The concern is shared by many DPs, who say the change could double their workload and distract them from their primary task: to compose the shot and give directions to camera operators and others on the crew. A camera operator is in essence the DP’s right hand, executing his or her vision of a shot and watching for technical glitches, such as errant shadows or smeared makeup.

“It’s an abomination,” said Richard Crudo, president of the American Society of Cinematographers, of the proposed contract. “Camera operators have been part of the crew for over 80 years. To suddenly just swipe that aside in a notion to pinch pennies is completely wrongheaded.”


J. Nicholas Counter, who speaks for the major studios and is their chief negotiator with the guilds, declined to comment on the matter.

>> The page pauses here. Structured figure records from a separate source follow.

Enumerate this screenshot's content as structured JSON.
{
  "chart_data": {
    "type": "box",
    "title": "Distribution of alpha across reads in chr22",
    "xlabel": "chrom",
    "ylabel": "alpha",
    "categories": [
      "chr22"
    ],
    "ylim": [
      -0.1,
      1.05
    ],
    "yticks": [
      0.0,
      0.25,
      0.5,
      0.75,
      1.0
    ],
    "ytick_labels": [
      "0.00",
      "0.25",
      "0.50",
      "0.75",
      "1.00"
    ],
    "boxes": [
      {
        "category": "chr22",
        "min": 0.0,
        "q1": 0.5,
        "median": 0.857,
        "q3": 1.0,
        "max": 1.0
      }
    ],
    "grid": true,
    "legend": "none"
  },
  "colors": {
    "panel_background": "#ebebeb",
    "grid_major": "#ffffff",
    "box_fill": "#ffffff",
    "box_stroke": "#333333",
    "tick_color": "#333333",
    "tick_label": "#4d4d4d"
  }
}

People close to the studios, however, say the goal of the provision is not to eliminate camera operators but to ensure flexibility to allow certain filmmakers to get behind the camera when they want to. Currently, the union that represents camera operators can grant waivers to allow that to happen, but it has refused to do so, fueling tensions with the studios.

The issue has created a rare fissure between the International Cinematographers Guild, Local 600, and its parent union, the International Alliance of Theatrical Stage Employees. The umbrella union negotiates contracts on behalf of 18 West Coast locals that represent behind-the-camera trades such as grips and costume designers.

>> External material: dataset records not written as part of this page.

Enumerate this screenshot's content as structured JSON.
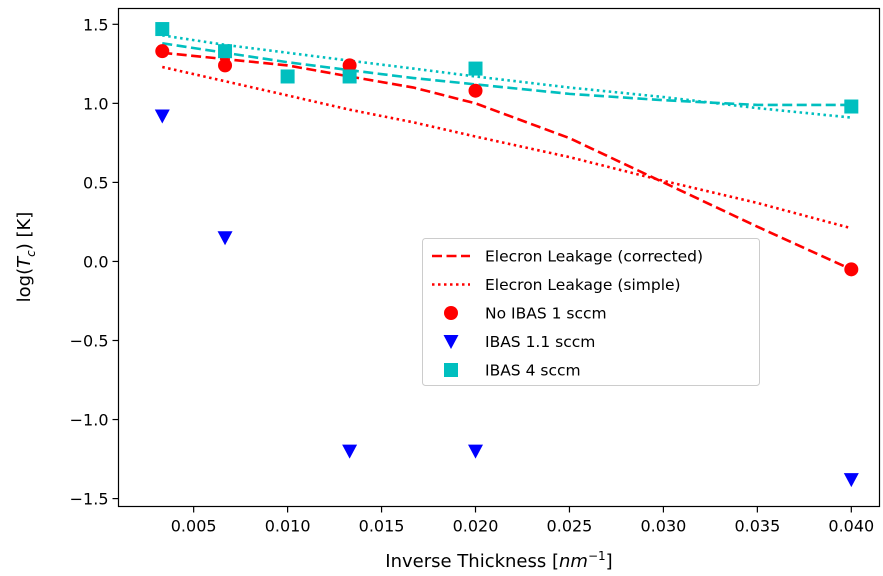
{
  "chart_data": {
    "type": "scatter",
    "xlabel": "Inverse Thickness [nm⁻¹]",
    "ylabel": "log(T_c) [K]",
    "xlim": [
      0.001,
      0.0415
    ],
    "ylim": [
      -1.55,
      1.6
    ],
    "x_ticks": [
      0.005,
      0.01,
      0.015,
      0.02,
      0.025,
      0.03,
      0.035,
      0.04
    ],
    "x_tick_labels": [
      "0.005",
      "0.010",
      "0.015",
      "0.020",
      "0.025",
      "0.030",
      "0.035",
      "0.040"
    ],
    "y_ticks": [
      -1.5,
      -1.0,
      -0.5,
      0.0,
      0.5,
      1.0,
      1.5
    ],
    "y_tick_labels": [
      "−1.5",
      "−1.0",
      "−0.5",
      "0.0",
      "0.5",
      "1.0",
      "1.5"
    ],
    "legend_position": "center-right",
    "series": [
      {
        "name": "Elecron Leakage (corrected)",
        "kind": "line",
        "style": "dashed",
        "color": "#ff0000",
        "x": [
          0.00333,
          0.00667,
          0.01,
          0.0133,
          0.0167,
          0.02,
          0.025,
          0.03,
          0.035,
          0.04
        ],
        "y": [
          1.32,
          1.28,
          1.24,
          1.17,
          1.1,
          1.0,
          0.78,
          0.5,
          0.22,
          -0.05
        ]
      },
      {
        "name": "Elecron Leakage (simple)",
        "kind": "line",
        "style": "dotted",
        "color": "#ff0000",
        "x": [
          0.00333,
          0.00667,
          0.01,
          0.0133,
          0.0167,
          0.02,
          0.025,
          0.03,
          0.035,
          0.04
        ],
        "y": [
          1.23,
          1.14,
          1.05,
          0.96,
          0.88,
          0.79,
          0.66,
          0.51,
          0.37,
          0.21
        ]
      },
      {
        "name": "",
        "kind": "line",
        "style": "dashed",
        "color": "#00bfbf",
        "x": [
          0.00333,
          0.00667,
          0.01,
          0.0133,
          0.0167,
          0.02,
          0.025,
          0.03,
          0.035,
          0.04
        ],
        "y": [
          1.38,
          1.32,
          1.26,
          1.21,
          1.16,
          1.12,
          1.06,
          1.02,
          0.99,
          0.99
        ]
      },
      {
        "name": "",
        "kind": "line",
        "style": "dotted",
        "color": "#00bfbf",
        "x": [
          0.00333,
          0.00667,
          0.01,
          0.0133,
          0.0167,
          0.02,
          0.025,
          0.03,
          0.035,
          0.04
        ],
        "y": [
          1.43,
          1.37,
          1.32,
          1.27,
          1.22,
          1.17,
          1.1,
          1.04,
          0.97,
          0.91
        ]
      },
      {
        "name": "No IBAS 1 sccm",
        "kind": "scatter",
        "marker": "circle",
        "color": "#ff0000",
        "x": [
          0.00333,
          0.00667,
          0.0133,
          0.02,
          0.04
        ],
        "y": [
          1.33,
          1.24,
          1.24,
          1.08,
          -0.05
        ]
      },
      {
        "name": "IBAS 1.1 sccm",
        "kind": "scatter",
        "marker": "triangle-down",
        "color": "#0000ff",
        "x": [
          0.00333,
          0.00667,
          0.0133,
          0.02,
          0.04
        ],
        "y": [
          0.92,
          0.15,
          -1.2,
          -1.2,
          -1.38
        ]
      },
      {
        "name": "IBAS 4 sccm",
        "kind": "scatter",
        "marker": "square",
        "color": "#00bfbf",
        "x": [
          0.00333,
          0.00667,
          0.01,
          0.0133,
          0.02,
          0.04
        ],
        "y": [
          1.47,
          1.33,
          1.17,
          1.17,
          1.22,
          0.98
        ]
      }
    ]
  }
}
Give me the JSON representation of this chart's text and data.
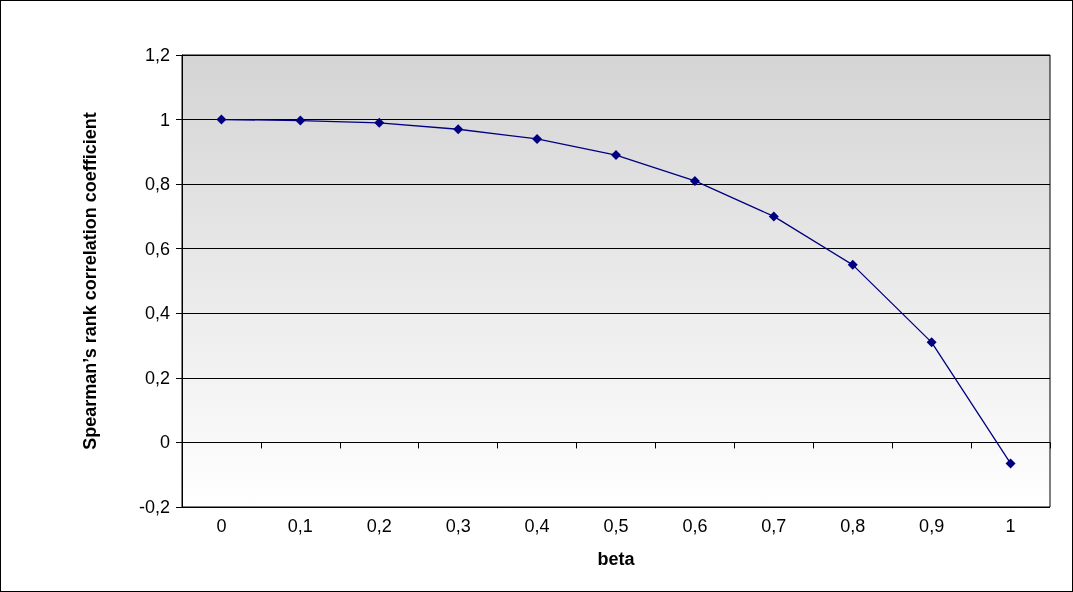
{
  "chart_data": {
    "type": "line",
    "xlabel": "beta",
    "ylabel": "Spearman’s rank correlation coefficient",
    "categories": [
      "0",
      "0,1",
      "0,2",
      "0,3",
      "0,4",
      "0,5",
      "0,6",
      "0,7",
      "0,8",
      "0,9",
      "1"
    ],
    "series": [
      {
        "color": "#000080",
        "values": [
          1.0,
          0.997,
          0.99,
          0.97,
          0.94,
          0.89,
          0.81,
          0.7,
          0.55,
          0.31,
          -0.065
        ]
      }
    ],
    "ylim": [
      -0.2,
      1.2
    ],
    "yticks": [
      {
        "value": -0.2,
        "label": "-0,2"
      },
      {
        "value": 0,
        "label": "0"
      },
      {
        "value": 0.2,
        "label": "0,2"
      },
      {
        "value": 0.4,
        "label": "0,4"
      },
      {
        "value": 0.6,
        "label": "0,6"
      },
      {
        "value": 0.8,
        "label": "0,8"
      },
      {
        "value": 1,
        "label": "1"
      },
      {
        "value": 1.2,
        "label": "1,2"
      }
    ],
    "grid": "y",
    "marker": "diamond",
    "line_style": "solid"
  }
}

In December, the international alliance negotiated a proposed three-year contract for those locals that included a 75-cent hourly wage raise, as well as an increase in health plan contributions and additional pension benefits for retirees.


A month later, however, the cinematographer guild’s national executive board took the extraordinary step of unanimously voting against the contract, citing the provision on camera operators.

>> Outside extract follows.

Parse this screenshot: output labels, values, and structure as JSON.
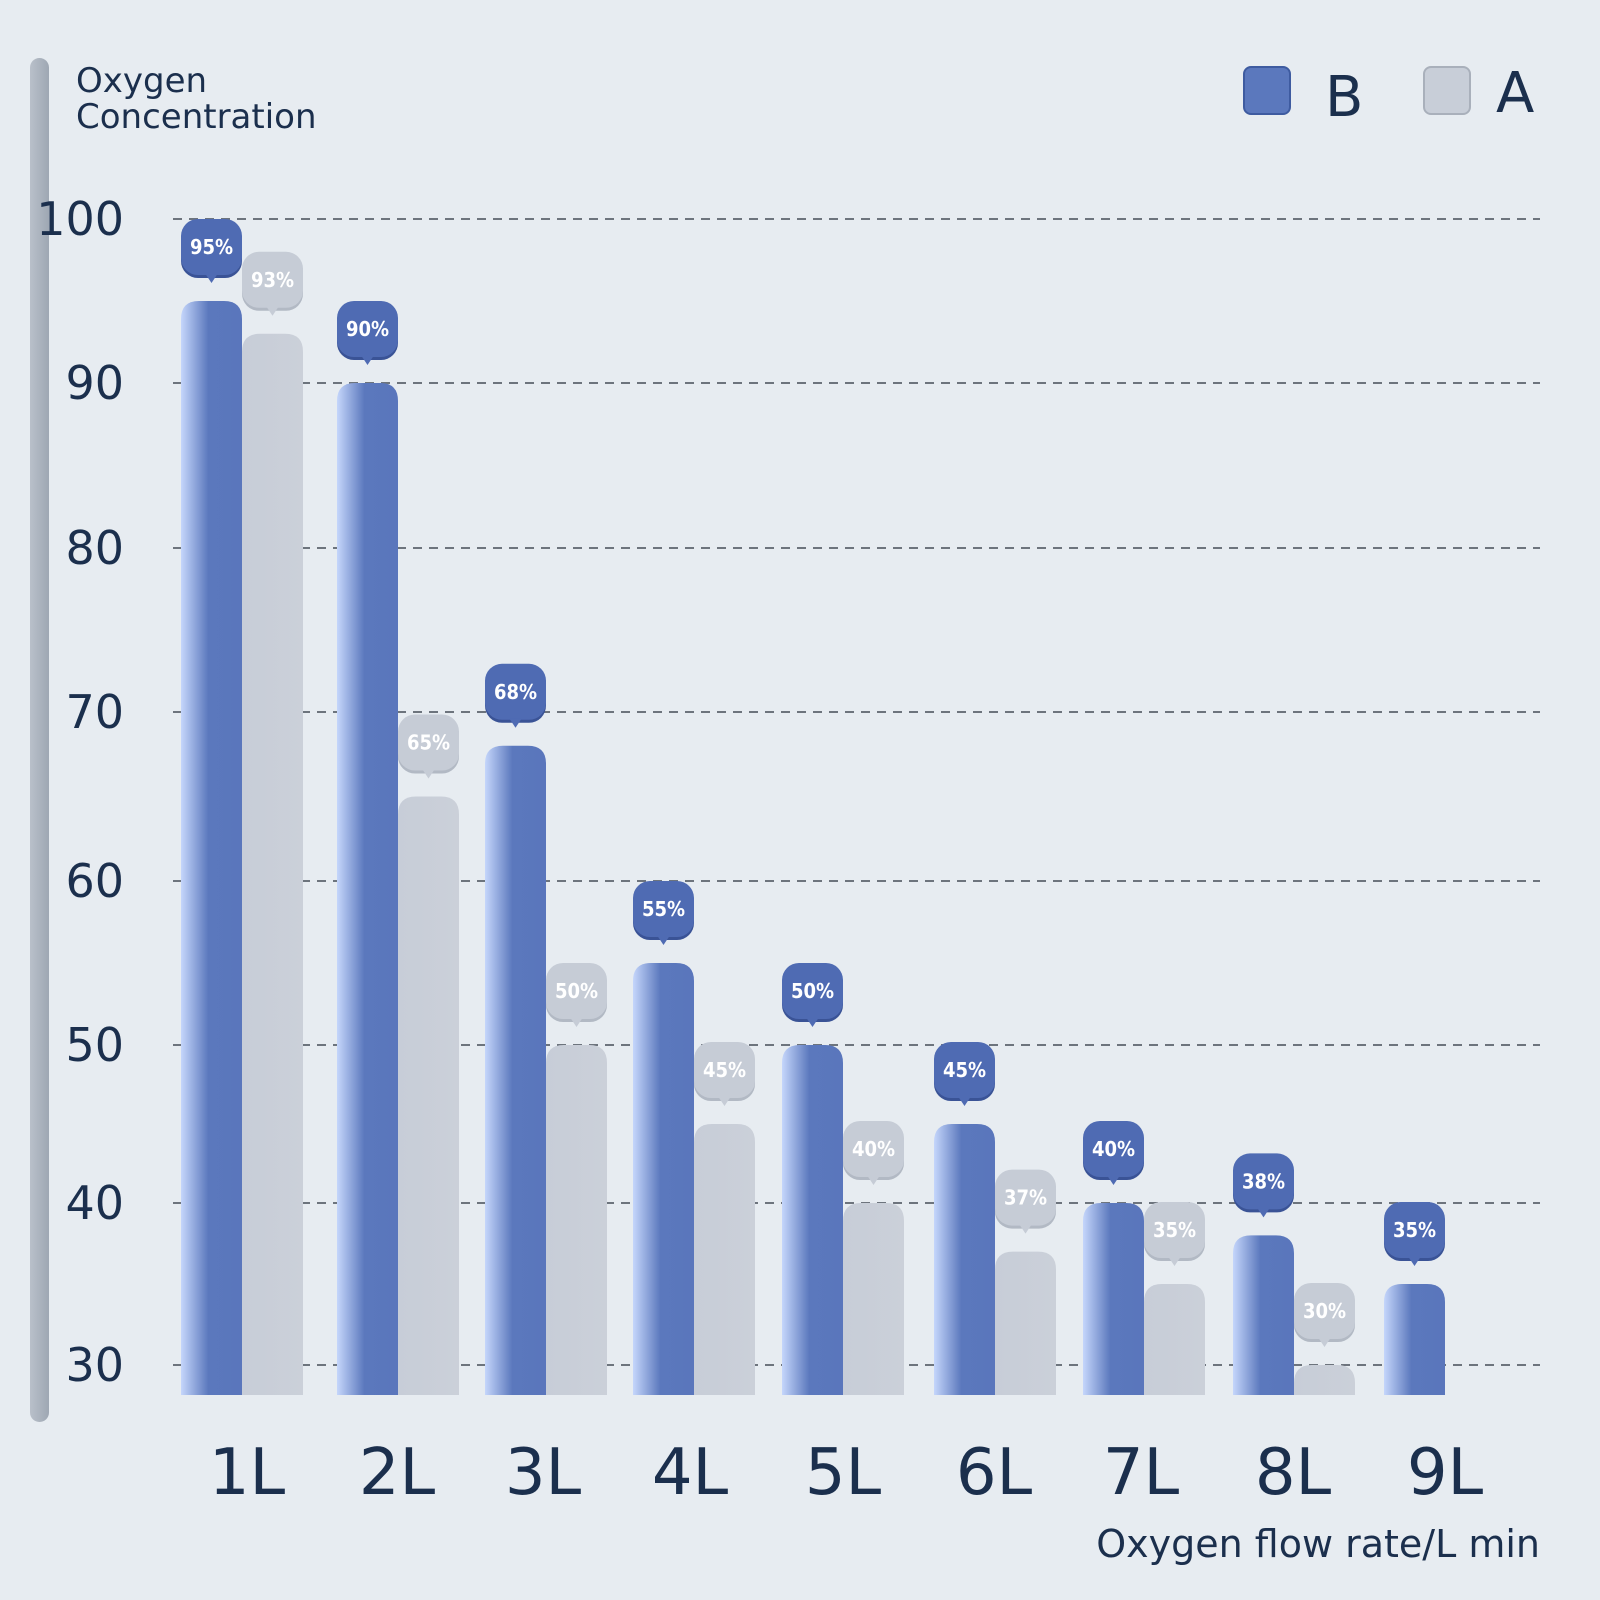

Last week, the board mailed letters to the union’s 5,700 members, urging them to reject the contract. The vote results will be tallied by March 9.

“On feature films, it is possible that no camera operator will be hired,” the board warned in its letter. “This has greater implications than the loss of jobs. It will change the way films are made.”

Despite the discontent, cinematographers won’t have enough dissenting votes to block the overall agreement. That’s because only one other guild in the alliance, prop makers’ Local 44, has voiced objections. The remaining 16 locals are expected to endorse the contract. Still, the decisive rejection by the union’s leadership was a rare setback for Thomas Short, president of the International Alliance of Theatrical Stage Employees.


Short, who rarely encounters dissent within his ranks, declined to comment.

An avid believer in negotiating with the studios long before a contract is up, he has shown little interest in returning to the bargaining table to address the camera operators’ concerns. In a recent letter, Short warned camera operators and other Hollywood craftspeople that if they rejected the contract they would be choosing to strike.

Camera operators dispute that assessment, saying they could work under the existing contract until the current one expires in July.

“No one wants a strike,” said David Frederick, president of the Society of Camera Operators, a nonprofit organization that promotes the trade. “But we do not want to go to work under this [new] contract.”


The controversy has its roots in a grievance Local 600 filed last year against Warner Bros.

Warner had asked the union to allow Steven Soderbergh to act as both DP and camera operator during the filming of “Ocean’s Twelve.”

Local 600 refused, citing staffing requirements, but Soderbergh, for creative reasons, took on both roles anyway.

The union then filed a grievance against Warner Bros., saying it failed to obtain a waiver. The studio later paid $17,000 to settle the matter.


Warner Bros. declined to comment, as did Soderbergh.

Caught in the crossfire is the cinematographers guild president, Gary Dunham. As a member part of the negotiation team, he said, he decided to support the proposal only because producers promised to seek more damaging concessions if this one was removed.

“I’ve been getting a hundred e-mails a day on this,” said Dunham, who now opposes the agreement. “It’s a huge issue for the members.”